What is the best way to sample?

S

seowin5552015-11-26 18:49:46

PHP

seowin555, 2015-11-26 18:49:46

The task is as follows - you need to generate a large number (about 1 million) html files on the fly as quickly and safely as possible in terms of load and save them to disk.
Files are generated based on a template and lines of text. 30-50 lines per file.
Question: where is it better to select these rows (possibly consecutive ones) from the database or from a txt file so that the sampling and generation speed is the highest and the server does not fall from the load?
At generation of each file - there is a new selection of these 30-50 lines.

Reply

Answer the question

In order to leave comments, you need to log in

4 answer(s)

R

romy4, 2015-11-26
@romy4

1 million files is already bad.
a) you will heavily load the file system if you distribute them incorrectly. For example, putting more than 4k files in one directory kills performance.
b) You will exhaust all inodes and everything will stop.
Store them in some nosql or in the same favorite database.

D

Dmitry Belyaev, 2015-11-26
@bingo347

If the selection of rows follows some criterion from the general list, then it is definitely a database, if it is just a different set of rows for each page, then you can pull it from the file (provided that each page has its own file - it will be faster
) , you have php in the tag, probably not the best solution, if you need really fast, look towards something with asynchronous IO (for example node.js or go) this will allow processing not to wait for saving data to disk and getting data from the database

A

Alexander Melnichenko, 2015-11-26
@alex87melnichenko

If I understand correctly, then the situation is as follows:
you want to create about a million files each with 30-50 lines.
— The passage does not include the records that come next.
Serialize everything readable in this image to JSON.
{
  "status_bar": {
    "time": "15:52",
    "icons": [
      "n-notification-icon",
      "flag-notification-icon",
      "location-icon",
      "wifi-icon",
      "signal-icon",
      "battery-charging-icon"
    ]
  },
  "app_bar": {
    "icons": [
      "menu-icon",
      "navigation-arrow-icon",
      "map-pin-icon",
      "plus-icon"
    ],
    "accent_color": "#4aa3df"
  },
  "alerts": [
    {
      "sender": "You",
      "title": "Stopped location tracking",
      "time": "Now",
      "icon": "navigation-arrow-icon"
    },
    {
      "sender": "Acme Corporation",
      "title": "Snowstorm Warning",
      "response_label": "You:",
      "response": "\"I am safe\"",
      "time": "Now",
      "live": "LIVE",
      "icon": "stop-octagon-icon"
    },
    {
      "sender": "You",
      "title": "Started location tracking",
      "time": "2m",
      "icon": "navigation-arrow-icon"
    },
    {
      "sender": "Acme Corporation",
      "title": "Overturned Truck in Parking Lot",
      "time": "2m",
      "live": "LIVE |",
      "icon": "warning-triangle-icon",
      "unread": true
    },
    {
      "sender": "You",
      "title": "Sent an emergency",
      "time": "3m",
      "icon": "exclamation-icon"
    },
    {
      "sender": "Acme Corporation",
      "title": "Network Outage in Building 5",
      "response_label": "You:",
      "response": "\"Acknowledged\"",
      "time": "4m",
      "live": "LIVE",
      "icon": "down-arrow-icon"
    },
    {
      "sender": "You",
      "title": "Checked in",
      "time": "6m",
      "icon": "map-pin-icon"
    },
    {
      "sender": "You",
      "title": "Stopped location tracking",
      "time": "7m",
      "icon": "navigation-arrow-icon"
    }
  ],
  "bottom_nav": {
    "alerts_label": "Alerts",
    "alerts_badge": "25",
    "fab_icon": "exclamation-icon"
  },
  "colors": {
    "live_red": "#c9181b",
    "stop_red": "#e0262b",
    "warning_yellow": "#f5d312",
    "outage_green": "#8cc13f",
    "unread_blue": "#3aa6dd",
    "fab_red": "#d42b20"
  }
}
If you shove a record from the database into a file, then it turns out you need a million queries to the database. If you immediately pull them out with one sample, then this is also not an option.
From so many requests, the database will simply fall down
. It's better to keep it all in a file and read it line by line.

S

seowin555, 2015-11-26
@seowin555

The lines are completely random. The only requirement is that lines within the same file should not be repeated. May be repeated within different files.
Base or file one / one (not for each page its own)
------------
udp
In general, the task now is more reduced to how to speed up the generation process.
I realized that creating 100500 html files on the server is not a good idea, I decided that it would be better to put everything in a SQLLite database. And then generate the page on the fly based on the template.
In general, the purpose of all this is to generate pages for sites. Those. each site will have 250k - 1k pages.
The question arises how to speed up the process of writing to the SQLLite database (each site has its own database) and not put down the server if we generate, say, 50 sites at a time.
As I assume, it will take a very long time to write to the lightbase for each site in turn.
Those. the following scheme is obtained:
There is a SQL database running MySQL. It contains several tables. Each table has 1kk-3kk rows.
It is necessary to generate 50 sites at a time, each site has 250k - 1 kk pages.
For each page, a selection is made from several tables in the SQL database, the text is processed and written to the SQlLite database of each site.
What is the best way to optimize this whole thing so that the speed is as high as possible, and at the same time the server does not crash?